De como “esconder a palavra no coração”

imagem: Tiago Pereira

Esta crônica foi selecionada pela Úrsula a partir da dissertação de mestrado “Narrar a experiência da escola: um ensaio poético filosófico à luz da teoria da experiência e da narração de Walter Benjamin”. Veja a seleção.


Para muitas crianças a igreja evangélica se torna uma segunda escola.

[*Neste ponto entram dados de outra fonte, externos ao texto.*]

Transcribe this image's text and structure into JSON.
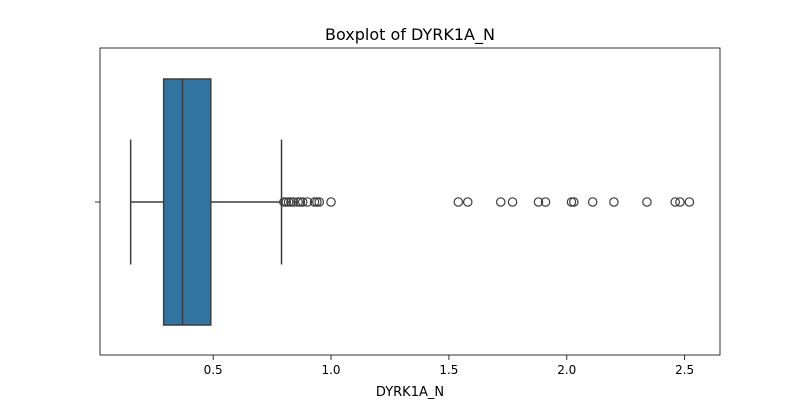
{
  "chart_data": {
    "type": "boxplot",
    "title": "Boxplot of DYRK1A_N",
    "xlabel": "DYRK1A_N",
    "ylabel": "",
    "xlim": [
      0.02,
      2.65
    ],
    "xticks": [
      0.5,
      1.0,
      1.5,
      2.0,
      2.5
    ],
    "xtick_labels": [
      "0.5",
      "1.0",
      "1.5",
      "2.0",
      "2.5"
    ],
    "grid": false,
    "box": {
      "whisker_low": 0.15,
      "q1": 0.29,
      "median": 0.37,
      "q3": 0.49,
      "whisker_high": 0.79,
      "color": "#3274a1"
    },
    "outliers": [
      0.8,
      0.81,
      0.82,
      0.83,
      0.84,
      0.86,
      0.87,
      0.88,
      0.9,
      0.93,
      0.94,
      0.95,
      1.0,
      1.54,
      1.58,
      1.72,
      1.77,
      1.88,
      1.91,
      2.02,
      2.03,
      2.11,
      2.2,
      2.34,
      2.46,
      2.48,
      2.52
    ]
  }
}
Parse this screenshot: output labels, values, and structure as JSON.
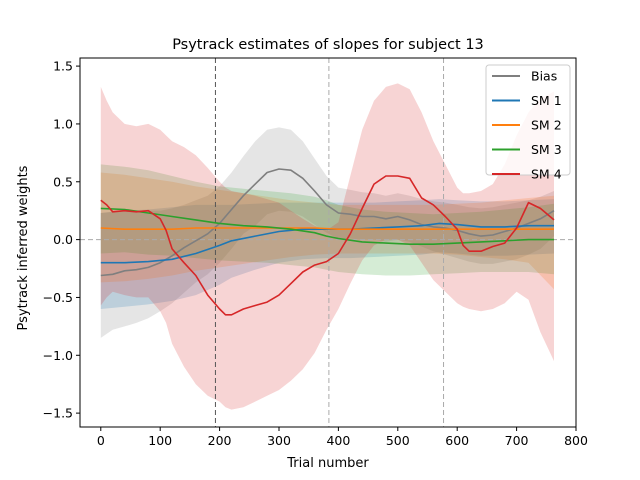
{
  "chart_data": {
    "type": "line",
    "title": "Psytrack estimates of slopes for subject 13",
    "xlabel": "Trial number",
    "ylabel": "Psytrack inferred weights",
    "xlim": [
      -35,
      800
    ],
    "ylim": [
      -1.62,
      1.57
    ],
    "xticks": [
      0,
      100,
      200,
      300,
      400,
      500,
      600,
      700,
      800
    ],
    "yticks": [
      -1.5,
      -1.0,
      -0.5,
      0.0,
      0.5,
      1.0,
      1.5
    ],
    "ytick_labels": [
      "−1.5",
      "−1.0",
      "−0.5",
      "0.0",
      "0.5",
      "1.0",
      "1.5"
    ],
    "zero_line": 0,
    "session_boundaries": [
      193,
      384,
      577
    ],
    "legend_position": "top-right",
    "grid": false,
    "series": [
      {
        "name": "Bias",
        "color": "#7f7f7f",
        "x": [
          0,
          20,
          40,
          60,
          80,
          100,
          120,
          140,
          160,
          180,
          200,
          220,
          240,
          260,
          280,
          300,
          320,
          340,
          360,
          380,
          400,
          420,
          440,
          460,
          480,
          500,
          520,
          540,
          560,
          580,
          600,
          620,
          640,
          660,
          680,
          700,
          720,
          740,
          763
        ],
        "y": [
          -0.31,
          -0.3,
          -0.27,
          -0.26,
          -0.24,
          -0.2,
          -0.14,
          -0.07,
          -0.01,
          0.05,
          0.14,
          0.26,
          0.38,
          0.48,
          0.58,
          0.61,
          0.6,
          0.53,
          0.42,
          0.3,
          0.23,
          0.22,
          0.2,
          0.2,
          0.18,
          0.2,
          0.17,
          0.13,
          0.11,
          0.1,
          0.08,
          0.05,
          0.03,
          0.04,
          0.07,
          0.1,
          0.14,
          0.18,
          0.25
        ],
        "upper": [
          0.23,
          0.24,
          0.24,
          0.25,
          0.25,
          0.25,
          0.27,
          0.3,
          0.34,
          0.38,
          0.46,
          0.58,
          0.72,
          0.85,
          0.95,
          0.97,
          0.95,
          0.85,
          0.7,
          0.55,
          0.45,
          0.43,
          0.41,
          0.4,
          0.38,
          0.4,
          0.38,
          0.35,
          0.33,
          0.32,
          0.3,
          0.28,
          0.27,
          0.28,
          0.3,
          0.32,
          0.34,
          0.37,
          0.42
        ],
        "lower": [
          -0.85,
          -0.78,
          -0.75,
          -0.72,
          -0.68,
          -0.62,
          -0.55,
          -0.46,
          -0.37,
          -0.3,
          -0.2,
          -0.08,
          0.05,
          0.12,
          0.22,
          0.25,
          0.24,
          0.2,
          0.13,
          0.06,
          0.01,
          0.01,
          0.0,
          0.0,
          -0.02,
          0.0,
          -0.02,
          -0.06,
          -0.1,
          -0.13,
          -0.16,
          -0.19,
          -0.21,
          -0.21,
          -0.19,
          -0.17,
          -0.13,
          -0.08,
          0.03
        ]
      },
      {
        "name": "SM 1",
        "color": "#1f77b4",
        "x": [
          0,
          40,
          80,
          120,
          160,
          200,
          220,
          260,
          300,
          340,
          380,
          420,
          460,
          500,
          540,
          570,
          600,
          640,
          680,
          720,
          763
        ],
        "y": [
          -0.2,
          -0.2,
          -0.19,
          -0.17,
          -0.12,
          -0.05,
          -0.01,
          0.03,
          0.07,
          0.09,
          0.09,
          0.09,
          0.1,
          0.11,
          0.12,
          0.14,
          0.13,
          0.11,
          0.11,
          0.12,
          0.12
        ],
        "upper": [
          0.23,
          0.25,
          0.26,
          0.28,
          0.3,
          0.3,
          0.3,
          0.31,
          0.32,
          0.32,
          0.32,
          0.32,
          0.32,
          0.33,
          0.34,
          0.35,
          0.34,
          0.33,
          0.33,
          0.34,
          0.35
        ],
        "lower": [
          -0.6,
          -0.58,
          -0.56,
          -0.53,
          -0.48,
          -0.39,
          -0.33,
          -0.26,
          -0.2,
          -0.17,
          -0.16,
          -0.16,
          -0.15,
          -0.14,
          -0.13,
          -0.11,
          -0.12,
          -0.14,
          -0.14,
          -0.13,
          -0.12
        ]
      },
      {
        "name": "SM 2",
        "color": "#ff7f0e",
        "x": [
          0,
          40,
          80,
          120,
          160,
          200,
          240,
          280,
          320,
          360,
          400,
          440,
          480,
          520,
          560,
          600,
          640,
          680,
          720,
          763
        ],
        "y": [
          0.1,
          0.09,
          0.09,
          0.09,
          0.1,
          0.1,
          0.1,
          0.1,
          0.1,
          0.1,
          0.09,
          0.09,
          0.09,
          0.09,
          0.09,
          0.09,
          0.09,
          0.09,
          0.09,
          0.09
        ],
        "upper": [
          0.58,
          0.56,
          0.53,
          0.5,
          0.46,
          0.43,
          0.4,
          0.37,
          0.34,
          0.32,
          0.3,
          0.3,
          0.3,
          0.3,
          0.3,
          0.31,
          0.32,
          0.34,
          0.36,
          0.38
        ],
        "lower": [
          -0.37,
          -0.36,
          -0.34,
          -0.31,
          -0.27,
          -0.24,
          -0.21,
          -0.18,
          -0.15,
          -0.13,
          -0.12,
          -0.12,
          -0.12,
          -0.12,
          -0.12,
          -0.13,
          -0.15,
          -0.17,
          -0.2,
          -0.43
        ]
      },
      {
        "name": "SM 3",
        "color": "#2ca02c",
        "x": [
          0,
          40,
          80,
          120,
          160,
          200,
          240,
          280,
          320,
          360,
          380,
          400,
          440,
          480,
          520,
          560,
          600,
          640,
          680,
          720,
          763
        ],
        "y": [
          0.27,
          0.26,
          0.23,
          0.2,
          0.17,
          0.14,
          0.12,
          0.11,
          0.09,
          0.06,
          0.03,
          0.01,
          -0.02,
          -0.03,
          -0.04,
          -0.04,
          -0.03,
          -0.02,
          -0.01,
          0.0,
          0.0
        ],
        "upper": [
          0.65,
          0.63,
          0.6,
          0.55,
          0.5,
          0.46,
          0.44,
          0.42,
          0.4,
          0.37,
          0.34,
          0.3,
          0.26,
          0.24,
          0.23,
          0.22,
          0.23,
          0.24,
          0.26,
          0.28,
          0.31
        ],
        "lower": [
          -0.12,
          -0.11,
          -0.13,
          -0.14,
          -0.16,
          -0.18,
          -0.19,
          -0.2,
          -0.22,
          -0.24,
          -0.26,
          -0.28,
          -0.3,
          -0.31,
          -0.31,
          -0.3,
          -0.29,
          -0.28,
          -0.28,
          -0.28,
          -0.3
        ]
      },
      {
        "name": "SM 4",
        "color": "#d62728",
        "x": [
          0,
          10,
          20,
          40,
          60,
          80,
          100,
          110,
          120,
          140,
          160,
          180,
          200,
          210,
          220,
          240,
          260,
          280,
          300,
          320,
          340,
          360,
          380,
          400,
          420,
          440,
          460,
          480,
          500,
          520,
          540,
          560,
          580,
          600,
          610,
          620,
          640,
          660,
          680,
          700,
          720,
          740,
          763
        ],
        "y": [
          0.34,
          0.3,
          0.24,
          0.25,
          0.24,
          0.25,
          0.18,
          0.08,
          -0.08,
          -0.2,
          -0.31,
          -0.48,
          -0.6,
          -0.65,
          -0.65,
          -0.6,
          -0.57,
          -0.54,
          -0.48,
          -0.38,
          -0.28,
          -0.22,
          -0.19,
          -0.12,
          0.05,
          0.27,
          0.48,
          0.55,
          0.55,
          0.53,
          0.36,
          0.3,
          0.2,
          0.09,
          -0.05,
          -0.1,
          -0.1,
          -0.06,
          -0.03,
          0.1,
          0.32,
          0.27,
          0.17
        ],
        "upper": [
          1.32,
          1.2,
          1.1,
          1.0,
          0.98,
          1.0,
          0.95,
          0.9,
          0.85,
          0.8,
          0.73,
          0.62,
          0.5,
          0.45,
          0.42,
          0.4,
          0.38,
          0.35,
          0.32,
          0.25,
          0.18,
          0.12,
          0.08,
          0.15,
          0.55,
          0.95,
          1.2,
          1.32,
          1.35,
          1.3,
          1.1,
          0.85,
          0.65,
          0.45,
          0.4,
          0.4,
          0.42,
          0.48,
          0.65,
          0.9,
          1.1,
          1.22,
          1.28
        ],
        "lower": [
          -0.57,
          -0.5,
          -0.45,
          -0.48,
          -0.5,
          -0.5,
          -0.62,
          -0.72,
          -0.9,
          -1.1,
          -1.25,
          -1.35,
          -1.4,
          -1.45,
          -1.47,
          -1.45,
          -1.4,
          -1.35,
          -1.3,
          -1.22,
          -1.12,
          -0.98,
          -0.78,
          -0.6,
          -0.38,
          -0.18,
          -0.05,
          0.0,
          0.0,
          -0.05,
          -0.2,
          -0.35,
          -0.45,
          -0.55,
          -0.58,
          -0.6,
          -0.62,
          -0.6,
          -0.55,
          -0.45,
          -0.52,
          -0.8,
          -1.05
        ]
      }
    ]
  }
}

Quando chegam as férias de julho e os portões da escola pública se fecham é tempo da EBF – Escola Bíblica de Férias. Ao longo de uma semana inteira, muitas crianças vão até a igreja do bairro para ouvir histórias, encontrar outras crianças, ganhar um lanche e passar a tarde entre brincadeiras e outras atividades.

Uma criança de cinco anos, de joelhos no chão da igreja, apoiava sobre o banco comprido de madeira a folha sulfite com um desenho mimeografado de algum personagem da história que acabara de escutar. Coloria. Um pote de achocolatado sem o rótulo aparava o conjunto de lápis de cor sobre o banco para as crianças de várias idades dividirem entre si. Era o momento de colorir o desenho da história, enquanto o CD da “Turma do Print” tocava alto nas caixas de som. Os bancos de madeira da igreja fora seu irmão bem mais velho que fizera, era marceneiro.

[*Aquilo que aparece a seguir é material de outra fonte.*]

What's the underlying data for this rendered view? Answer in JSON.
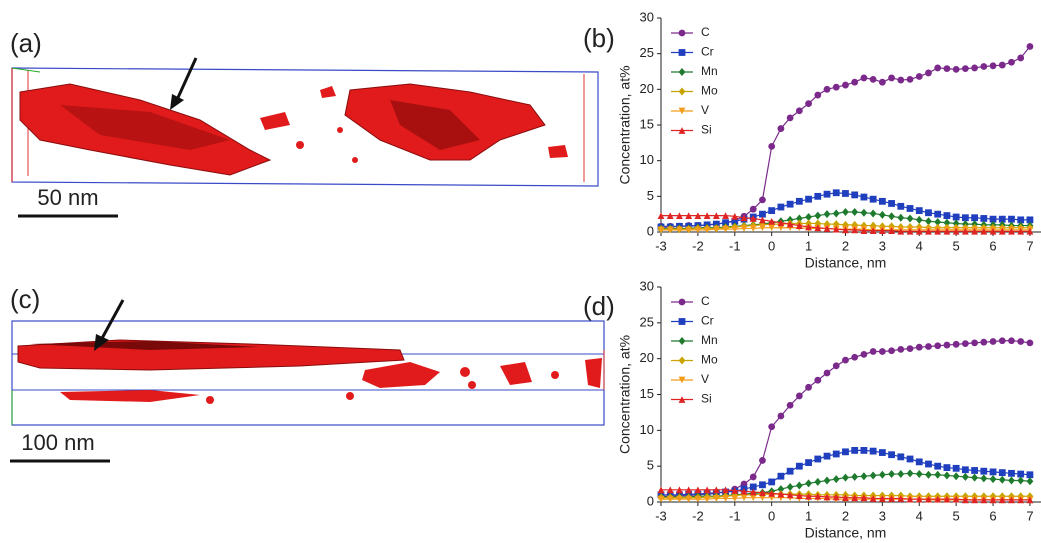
{
  "images": [
    {
      "label": "(a)",
      "scale_bar": "50 nm"
    },
    {
      "label": "(c)",
      "scale_bar": "100 nm"
    }
  ],
  "chart_data": [
    {
      "type": "line",
      "label": "(b)",
      "xlabel": "Distance, nm",
      "ylabel": "Concentration, at%",
      "xlim": [
        -3,
        7.3
      ],
      "ylim": [
        0,
        30
      ],
      "xticks": [
        -3,
        -2,
        -1,
        0,
        1,
        2,
        3,
        4,
        5,
        6,
        7
      ],
      "yticks": [
        0,
        5,
        10,
        15,
        20,
        25,
        30
      ],
      "legend": "upper left",
      "x": [
        -3,
        -2.75,
        -2.5,
        -2.25,
        -2,
        -1.75,
        -1.5,
        -1.25,
        -1,
        -0.75,
        -0.5,
        -0.25,
        0,
        0.25,
        0.5,
        0.75,
        1,
        1.25,
        1.5,
        1.75,
        2,
        2.25,
        2.5,
        2.75,
        3,
        3.25,
        3.5,
        3.75,
        4,
        4.25,
        4.5,
        4.75,
        5,
        5.25,
        5.5,
        5.75,
        6,
        6.25,
        6.5,
        6.75,
        7
      ],
      "series": [
        {
          "name": "C",
          "color": "#7b2a8c",
          "marker": "circle",
          "values": [
            0.8,
            0.8,
            0.8,
            0.9,
            0.9,
            1.0,
            1.1,
            1.3,
            1.6,
            2.2,
            3.2,
            4.5,
            12,
            14.5,
            16,
            17,
            18,
            19.2,
            20,
            20.3,
            20.6,
            21,
            21.6,
            21.4,
            21,
            21.6,
            21.3,
            21.4,
            21.8,
            22.3,
            23,
            22.9,
            22.8,
            22.9,
            23,
            23.2,
            23.3,
            23.4,
            23.8,
            24.4,
            26
          ]
        },
        {
          "name": "Cr",
          "color": "#1f3fbf",
          "marker": "square",
          "values": [
            0.7,
            0.7,
            0.8,
            0.8,
            0.9,
            1.0,
            1.1,
            1.3,
            1.5,
            1.8,
            2.1,
            2.5,
            3.0,
            3.5,
            3.9,
            4.3,
            4.6,
            5.0,
            5.3,
            5.5,
            5.4,
            5.2,
            4.9,
            4.6,
            4.3,
            4.0,
            3.6,
            3.3,
            3.0,
            2.7,
            2.5,
            2.3,
            2.1,
            2.0,
            2.0,
            1.9,
            1.8,
            1.8,
            1.8,
            1.7,
            1.7
          ]
        },
        {
          "name": "Mn",
          "color": "#1e7a2c",
          "marker": "diamond",
          "values": [
            0.5,
            0.5,
            0.5,
            0.5,
            0.6,
            0.6,
            0.6,
            0.7,
            0.8,
            0.9,
            1.0,
            1.1,
            1.3,
            1.5,
            1.7,
            1.9,
            2.1,
            2.3,
            2.5,
            2.6,
            2.8,
            2.8,
            2.7,
            2.6,
            2.4,
            2.2,
            2.0,
            1.9,
            1.7,
            1.5,
            1.4,
            1.3,
            1.2,
            1.1,
            1.1,
            1.0,
            1.0,
            1.0,
            0.9,
            0.9,
            0.9
          ]
        },
        {
          "name": "Mo",
          "color": "#c9a400",
          "marker": "diamond",
          "values": [
            0.4,
            0.4,
            0.4,
            0.4,
            0.5,
            0.5,
            0.5,
            0.6,
            0.7,
            0.8,
            0.9,
            1.0,
            1.1,
            1.1,
            1.2,
            1.2,
            1.2,
            1.2,
            1.1,
            1.1,
            1.0,
            1.0,
            0.9,
            0.9,
            0.8,
            0.8,
            0.7,
            0.7,
            0.7,
            0.6,
            0.6,
            0.6,
            0.6,
            0.6,
            0.6,
            0.6,
            0.6,
            0.6,
            0.6,
            0.6,
            0.6
          ]
        },
        {
          "name": "V",
          "color": "#f39c1a",
          "marker": "triangle-down",
          "values": [
            0.3,
            0.3,
            0.3,
            0.3,
            0.3,
            0.3,
            0.4,
            0.4,
            0.4,
            0.5,
            0.5,
            0.6,
            0.6,
            0.6,
            0.6,
            0.6,
            0.5,
            0.5,
            0.5,
            0.4,
            0.4,
            0.4,
            0.4,
            0.3,
            0.3,
            0.3,
            0.3,
            0.3,
            0.3,
            0.3,
            0.3,
            0.3,
            0.3,
            0.3,
            0.3,
            0.3,
            0.3,
            0.3,
            0.3,
            0.3,
            0.3
          ]
        },
        {
          "name": "Si",
          "color": "#e02424",
          "marker": "triangle-up",
          "values": [
            2.3,
            2.3,
            2.3,
            2.3,
            2.3,
            2.3,
            2.3,
            2.3,
            2.2,
            2.0,
            1.9,
            1.7,
            1.5,
            1.3,
            1.1,
            0.9,
            0.7,
            0.6,
            0.5,
            0.4,
            0.3,
            0.3,
            0.2,
            0.2,
            0.2,
            0.2,
            0.1,
            0.1,
            0.1,
            0.1,
            0.1,
            0.1,
            0.1,
            0.1,
            0.1,
            0.1,
            0.1,
            0.1,
            0.1,
            0.1,
            0.1
          ]
        }
      ]
    },
    {
      "type": "line",
      "label": "(d)",
      "xlabel": "Distance, nm",
      "ylabel": "Concentration, at%",
      "xlim": [
        -3,
        7.3
      ],
      "ylim": [
        0,
        30
      ],
      "xticks": [
        -3,
        -2,
        -1,
        0,
        1,
        2,
        3,
        4,
        5,
        6,
        7
      ],
      "yticks": [
        0,
        5,
        10,
        15,
        20,
        25,
        30
      ],
      "legend": "upper left",
      "x": [
        -3,
        -2.75,
        -2.5,
        -2.25,
        -2,
        -1.75,
        -1.5,
        -1.25,
        -1,
        -0.75,
        -0.5,
        -0.25,
        0,
        0.25,
        0.5,
        0.75,
        1,
        1.25,
        1.5,
        1.75,
        2,
        2.25,
        2.5,
        2.75,
        3,
        3.25,
        3.5,
        3.75,
        4,
        4.25,
        4.5,
        4.75,
        5,
        5.25,
        5.5,
        5.75,
        6,
        6.25,
        6.5,
        6.75,
        7
      ],
      "series": [
        {
          "name": "C",
          "color": "#7b2a8c",
          "marker": "circle",
          "values": [
            0.8,
            0.8,
            0.9,
            0.9,
            1.0,
            1.1,
            1.2,
            1.4,
            1.8,
            2.5,
            3.5,
            5.8,
            10.5,
            12,
            13.5,
            14.8,
            16,
            17,
            18,
            19,
            19.8,
            20.2,
            20.6,
            21,
            21,
            21.1,
            21.3,
            21.4,
            21.6,
            21.7,
            21.8,
            21.9,
            22,
            22.1,
            22.2,
            22.3,
            22.4,
            22.5,
            22.5,
            22.4,
            22.2
          ]
        },
        {
          "name": "Cr",
          "color": "#1f3fbf",
          "marker": "square",
          "values": [
            1.0,
            1.0,
            1.0,
            1.1,
            1.1,
            1.2,
            1.3,
            1.4,
            1.5,
            1.8,
            2.1,
            2.4,
            2.8,
            3.6,
            4.3,
            5.0,
            5.5,
            6.0,
            6.4,
            6.7,
            7.0,
            7.2,
            7.2,
            7.1,
            6.9,
            6.6,
            6.3,
            6.0,
            5.6,
            5.3,
            5.0,
            4.8,
            4.7,
            4.5,
            4.4,
            4.3,
            4.2,
            4.1,
            4.0,
            3.9,
            3.8
          ]
        },
        {
          "name": "Mn",
          "color": "#1e7a2c",
          "marker": "diamond",
          "values": [
            0.7,
            0.7,
            0.7,
            0.7,
            0.8,
            0.8,
            0.8,
            0.9,
            1.0,
            1.1,
            1.2,
            1.3,
            1.5,
            1.8,
            2.1,
            2.3,
            2.6,
            2.8,
            3.0,
            3.2,
            3.4,
            3.5,
            3.6,
            3.7,
            3.8,
            3.9,
            3.9,
            4.0,
            3.9,
            3.8,
            3.8,
            3.7,
            3.6,
            3.5,
            3.4,
            3.3,
            3.2,
            3.1,
            3.0,
            3.0,
            2.9
          ]
        },
        {
          "name": "Mo",
          "color": "#c9a400",
          "marker": "diamond",
          "values": [
            0.6,
            0.6,
            0.6,
            0.6,
            0.6,
            0.7,
            0.7,
            0.8,
            0.9,
            1.0,
            1.0,
            1.1,
            1.1,
            1.1,
            1.1,
            1.1,
            1.1,
            1.0,
            1.0,
            1.0,
            1.0,
            0.9,
            0.9,
            0.9,
            0.9,
            0.9,
            0.9,
            0.8,
            0.8,
            0.8,
            0.8,
            0.8,
            0.8,
            0.8,
            0.8,
            0.8,
            0.8,
            0.8,
            0.8,
            0.8,
            0.8
          ]
        },
        {
          "name": "V",
          "color": "#f39c1a",
          "marker": "triangle-down",
          "values": [
            0.4,
            0.4,
            0.4,
            0.4,
            0.4,
            0.4,
            0.5,
            0.5,
            0.5,
            0.6,
            0.6,
            0.6,
            0.6,
            0.6,
            0.6,
            0.5,
            0.5,
            0.5,
            0.5,
            0.4,
            0.4,
            0.4,
            0.4,
            0.4,
            0.4,
            0.4,
            0.4,
            0.4,
            0.4,
            0.3,
            0.3,
            0.3,
            0.3,
            0.3,
            0.3,
            0.3,
            0.3,
            0.3,
            0.3,
            0.3,
            0.3
          ]
        },
        {
          "name": "Si",
          "color": "#e02424",
          "marker": "triangle-up",
          "values": [
            1.7,
            1.7,
            1.7,
            1.7,
            1.7,
            1.7,
            1.7,
            1.7,
            1.6,
            1.5,
            1.4,
            1.3,
            1.2,
            1.1,
            1.0,
            0.9,
            0.8,
            0.8,
            0.7,
            0.7,
            0.6,
            0.6,
            0.6,
            0.5,
            0.5,
            0.5,
            0.5,
            0.4,
            0.4,
            0.4,
            0.4,
            0.4,
            0.4,
            0.3,
            0.3,
            0.3,
            0.3,
            0.3,
            0.3,
            0.3,
            0.3
          ]
        }
      ]
    }
  ]
}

Um menino de uns nove ou dez anos, reparava naquela criança pequena pintando, e começou a rir, gesticulando: “Nossa, você tá pintando tudo errado…”, e então mostrando seu desenho explicou que ficava mais bonito se você deslizasse o lápis apenas numa direção, ou em movimentos circulares curtos. “Não aperta tanto o lápis”. Era a primeira vez que alguém lhe ensinava a pintar, a primeira vez que reparava na mecânica do gesto de colorir.

O desenho na folha era de um pião, o velho brinquedo que se lança ao chão repuxando com um barbante, fazendo girar na ponta de um prego. A criança pequena se lembrava da febre dos piões em casa, cada um pintando o seu com guache, personalizando seu próprio brinquedo clássico de madeira, lembrava que o do seu irmão ele pintara nas cores do reggae, como ele mesmo lhe explicou. O personagem da história era um pião de madeira e não Jesus na cruz porque a narrativa daquela tarde era uma alegoria. Na estória um pião, brinquedo muito querido de uma criança, caíra no fogo de uma lareira, e a criança que amava seu brinquedo, pôs a mão no fogo para resgatar o pião. Assim se passava com simplicidade à mensagem bíblica da salvação, do sacrifício, do amigo Jesus que pôs a mão no fogo por você criança. Escutavam as crianças brasileiras naquele auditório, mesmo não estando acostumadas com lareiras, pois o material daquela alegoria era importado de uma associação cristã estadunidense, fortemente presente nas referências dos trabalhos educativos das igrejas protestantes daqui.

Entre alegorias, desenhos e pipoca, havia também o momento do versículo do dia, sempre muito bem selecionado e estampado em cartazes decorados. As tias da EBF conduziam a leitura em voz alta, várias vezes ao longo da tarde. Tratava-se de uma nítida atividade de memorização, e os campeonatos e gincanas estavam lá para estimular o hábito de esconder a palavra no coração. No quinto e último dia da EBF fazia-se uma fila de crianças à frente da igreja para recitar de cor no microfone os cinco versículos memorizados ao longo da semana, e então ganhava uma lembrancinha.

A Escola Bíblica de Férias, contudo, é um evento anual e, dentro do universo evangélico, seu principal objetivo é alcançar exatamente aquelas crianças que ficam “carentes de escola” no recesso de julho, e que não são frequentadores da igreja; crianças que, não só elas, mas também suas famílias podem ser convencidas daquela fé e prática religiosa, e quem sabe incluídas no rol de membros da igreja. Esse objetivo é claro. Mas o que se passa, o que acontece mesmo, por vezes é obscuro ou enevoado.

Muitas crianças acabam frequentando religiosamente, e apenas, a EBF, mas nunca chegam a se inserir na igreja, tampouco suas famílias. Aquele menino com seus nove ou dez anos, que conversou com a criança pequena sobre o gesto de pintar com o lápis sobre o papel era uma dessas crianças que somente ali, naquele evento, a menina iria encontrar. Seus coleguinhas que frequentavam a igreja e o cultinho todo domingo à noite nunca haviam comentado sobre seu jeito de colorir os desenhos.

Mais tarde, quando aquela criança chegou à pré-escola e se deparou com a sala de aula muito semelhante às salas do cultinho de todo domingo à noite na igreja, com suas mesinhas de quatro cadeiras, papéis e potes de giz colorido, ela se lembrou de que já sabia pintar e, quem sabe até mesmo, já sabia ler a maioria das palavras.